Non parliamo comunque di cose inedite, Marchionne nel 2015 diceva che troppi miliardi erano spesi in ingegneria e sviluppo di elementi che il consumatore non trovava poi direttamente tangibili o interessanti».
A livello aziendale, per le flotte, cosa possiamo prevedere data la crescita del peso nell’immatricolato italiano. Un trend stabile?
«Chiaramente le flotte hanno obiettivi dichiarati, anche in ESG e ora si trovano più alternative, globali. Essendo poi un possesso finanziato, le aziende si svincolano dal valore residuo che è un bel tema di fondo, per le elettriche. Dovrebbero avere un ruolo e lo hanno, certo, ma in Italia l’incentivazione ed il trattamento fiscale non stanno supportando le flotte aziendali che pure potrebbero avere un ruolo maggiore
All’estero ci sono incentivi indiretti, per le company car. I tax benefit danno un boost altrove. Senza entrare in dati specifici, il contesto è favorevole e poi plafonerà il peso ora crescente, secondo gli incentivi che potrebbero arrivare per le aziende.Cresce il Noleggio a Lungo Termine, che aiuta a gestire l’incertezza su 2035 ed elettrico. Mancando le indicazioni operative, su costi e sistemi ricarica, su batterie e valore residuo, il rent aiuta tutti, aziende e privati. Restano quindi fattori positivi per lo sviluppo del B2B.»
Possiamo stimare situazioni diverse per i fleet manager rispetto all’offerta in cambiamento, dalle Case e nella distribuzione?

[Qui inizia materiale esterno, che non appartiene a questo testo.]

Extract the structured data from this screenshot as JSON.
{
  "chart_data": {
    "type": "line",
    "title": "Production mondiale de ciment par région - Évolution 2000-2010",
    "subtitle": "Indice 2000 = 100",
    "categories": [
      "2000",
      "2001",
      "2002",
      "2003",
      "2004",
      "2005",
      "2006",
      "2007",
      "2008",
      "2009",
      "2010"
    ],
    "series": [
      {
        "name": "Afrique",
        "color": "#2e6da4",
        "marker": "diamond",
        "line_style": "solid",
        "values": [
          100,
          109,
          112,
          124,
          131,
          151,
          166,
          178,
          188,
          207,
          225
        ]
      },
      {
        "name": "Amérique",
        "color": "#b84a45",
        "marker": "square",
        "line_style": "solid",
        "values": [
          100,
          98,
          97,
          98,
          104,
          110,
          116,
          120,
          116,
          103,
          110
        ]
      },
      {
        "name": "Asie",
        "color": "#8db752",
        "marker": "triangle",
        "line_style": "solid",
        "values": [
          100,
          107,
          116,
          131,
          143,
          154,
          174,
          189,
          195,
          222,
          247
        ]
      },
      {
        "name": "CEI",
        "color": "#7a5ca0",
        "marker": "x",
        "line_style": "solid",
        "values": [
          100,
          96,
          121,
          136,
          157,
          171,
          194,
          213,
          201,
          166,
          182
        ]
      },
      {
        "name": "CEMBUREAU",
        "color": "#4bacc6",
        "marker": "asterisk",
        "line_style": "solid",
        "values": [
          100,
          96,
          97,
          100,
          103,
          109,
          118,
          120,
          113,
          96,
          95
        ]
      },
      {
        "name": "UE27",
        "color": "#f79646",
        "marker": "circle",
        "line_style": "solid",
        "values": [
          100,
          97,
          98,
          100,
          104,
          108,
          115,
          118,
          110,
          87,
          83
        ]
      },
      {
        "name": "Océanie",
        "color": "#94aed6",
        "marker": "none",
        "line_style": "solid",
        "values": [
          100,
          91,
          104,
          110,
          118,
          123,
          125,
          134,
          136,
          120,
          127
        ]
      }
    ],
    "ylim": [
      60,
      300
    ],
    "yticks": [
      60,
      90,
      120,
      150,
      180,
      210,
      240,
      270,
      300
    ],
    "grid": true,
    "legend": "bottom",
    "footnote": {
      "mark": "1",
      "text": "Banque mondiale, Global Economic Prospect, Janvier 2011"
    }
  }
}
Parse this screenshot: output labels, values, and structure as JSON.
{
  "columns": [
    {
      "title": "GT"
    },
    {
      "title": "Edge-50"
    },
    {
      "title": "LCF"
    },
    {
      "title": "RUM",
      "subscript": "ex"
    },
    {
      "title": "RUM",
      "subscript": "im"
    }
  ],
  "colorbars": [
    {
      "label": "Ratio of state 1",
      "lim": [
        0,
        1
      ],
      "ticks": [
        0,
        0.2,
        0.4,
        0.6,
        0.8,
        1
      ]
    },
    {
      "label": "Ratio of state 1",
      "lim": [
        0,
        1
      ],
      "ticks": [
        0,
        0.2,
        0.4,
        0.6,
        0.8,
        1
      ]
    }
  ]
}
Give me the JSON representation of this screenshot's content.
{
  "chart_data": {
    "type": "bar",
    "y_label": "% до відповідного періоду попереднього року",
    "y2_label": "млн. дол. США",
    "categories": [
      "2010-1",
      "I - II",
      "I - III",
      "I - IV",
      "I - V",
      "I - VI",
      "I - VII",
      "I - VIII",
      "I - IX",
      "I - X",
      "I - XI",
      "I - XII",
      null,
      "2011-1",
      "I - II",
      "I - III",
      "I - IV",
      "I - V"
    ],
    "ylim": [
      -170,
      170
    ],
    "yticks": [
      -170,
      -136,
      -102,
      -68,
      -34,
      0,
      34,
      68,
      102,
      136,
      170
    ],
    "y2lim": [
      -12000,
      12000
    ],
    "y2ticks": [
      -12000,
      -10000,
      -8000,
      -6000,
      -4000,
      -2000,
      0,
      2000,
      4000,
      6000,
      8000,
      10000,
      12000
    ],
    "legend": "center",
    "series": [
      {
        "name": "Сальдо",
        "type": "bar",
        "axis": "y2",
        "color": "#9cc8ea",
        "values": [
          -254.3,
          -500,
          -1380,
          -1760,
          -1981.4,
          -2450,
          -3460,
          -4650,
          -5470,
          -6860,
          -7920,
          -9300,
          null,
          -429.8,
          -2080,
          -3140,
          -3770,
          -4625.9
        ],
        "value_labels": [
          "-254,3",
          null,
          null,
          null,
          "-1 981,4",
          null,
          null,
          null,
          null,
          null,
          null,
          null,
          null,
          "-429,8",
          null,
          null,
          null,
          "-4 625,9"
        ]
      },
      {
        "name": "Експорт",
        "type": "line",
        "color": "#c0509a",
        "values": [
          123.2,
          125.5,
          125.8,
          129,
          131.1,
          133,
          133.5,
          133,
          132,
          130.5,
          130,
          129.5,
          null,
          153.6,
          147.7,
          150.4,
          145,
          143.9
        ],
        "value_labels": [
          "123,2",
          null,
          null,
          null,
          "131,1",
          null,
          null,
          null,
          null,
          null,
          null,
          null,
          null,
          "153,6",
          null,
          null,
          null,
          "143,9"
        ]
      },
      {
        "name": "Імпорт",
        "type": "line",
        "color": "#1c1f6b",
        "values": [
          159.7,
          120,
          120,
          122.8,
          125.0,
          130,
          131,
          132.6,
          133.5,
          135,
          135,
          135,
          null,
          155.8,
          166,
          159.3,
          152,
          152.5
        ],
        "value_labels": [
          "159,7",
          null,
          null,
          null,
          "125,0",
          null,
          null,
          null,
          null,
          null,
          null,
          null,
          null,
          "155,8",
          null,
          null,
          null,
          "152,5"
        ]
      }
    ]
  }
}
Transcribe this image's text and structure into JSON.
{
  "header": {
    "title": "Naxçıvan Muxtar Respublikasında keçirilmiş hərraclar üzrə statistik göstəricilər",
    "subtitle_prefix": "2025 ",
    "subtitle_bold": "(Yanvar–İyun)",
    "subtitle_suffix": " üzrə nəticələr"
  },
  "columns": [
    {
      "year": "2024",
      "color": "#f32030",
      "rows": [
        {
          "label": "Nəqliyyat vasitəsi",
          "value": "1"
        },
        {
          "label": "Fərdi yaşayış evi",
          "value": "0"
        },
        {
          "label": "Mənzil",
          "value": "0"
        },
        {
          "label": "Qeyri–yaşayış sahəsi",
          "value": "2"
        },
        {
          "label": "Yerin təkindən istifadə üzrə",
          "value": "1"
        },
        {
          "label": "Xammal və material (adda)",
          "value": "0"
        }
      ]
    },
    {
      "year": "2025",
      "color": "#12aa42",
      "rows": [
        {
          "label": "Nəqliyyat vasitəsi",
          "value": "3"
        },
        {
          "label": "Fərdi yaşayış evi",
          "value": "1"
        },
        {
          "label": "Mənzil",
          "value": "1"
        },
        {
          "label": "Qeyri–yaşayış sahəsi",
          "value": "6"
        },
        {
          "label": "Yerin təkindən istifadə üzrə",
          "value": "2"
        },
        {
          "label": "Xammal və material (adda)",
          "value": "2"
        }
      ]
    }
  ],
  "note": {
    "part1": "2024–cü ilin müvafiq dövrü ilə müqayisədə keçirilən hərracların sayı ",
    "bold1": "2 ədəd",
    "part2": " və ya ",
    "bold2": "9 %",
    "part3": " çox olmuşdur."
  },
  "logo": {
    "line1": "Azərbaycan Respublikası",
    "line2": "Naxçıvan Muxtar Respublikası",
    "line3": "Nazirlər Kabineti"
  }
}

«Le reti distributive evolveranno includendo nuovi brand e nuove offerte. Per i fleet managers, la scelta sarà probabilmente più ampia e forse competitiva, e alcuni nuovi entranti potrebbero definire offerte dedicate per penetrare un canale “pilota” per la diffusione dei propri veicoli. Questo fattore non dovrebbe limitare l’offerta, che anzi potrebbe essere ampliata. Selettivamente cinese o di marchi governati dai cinesi, in affiancamento e in concorrenza con quelli già consolidati.»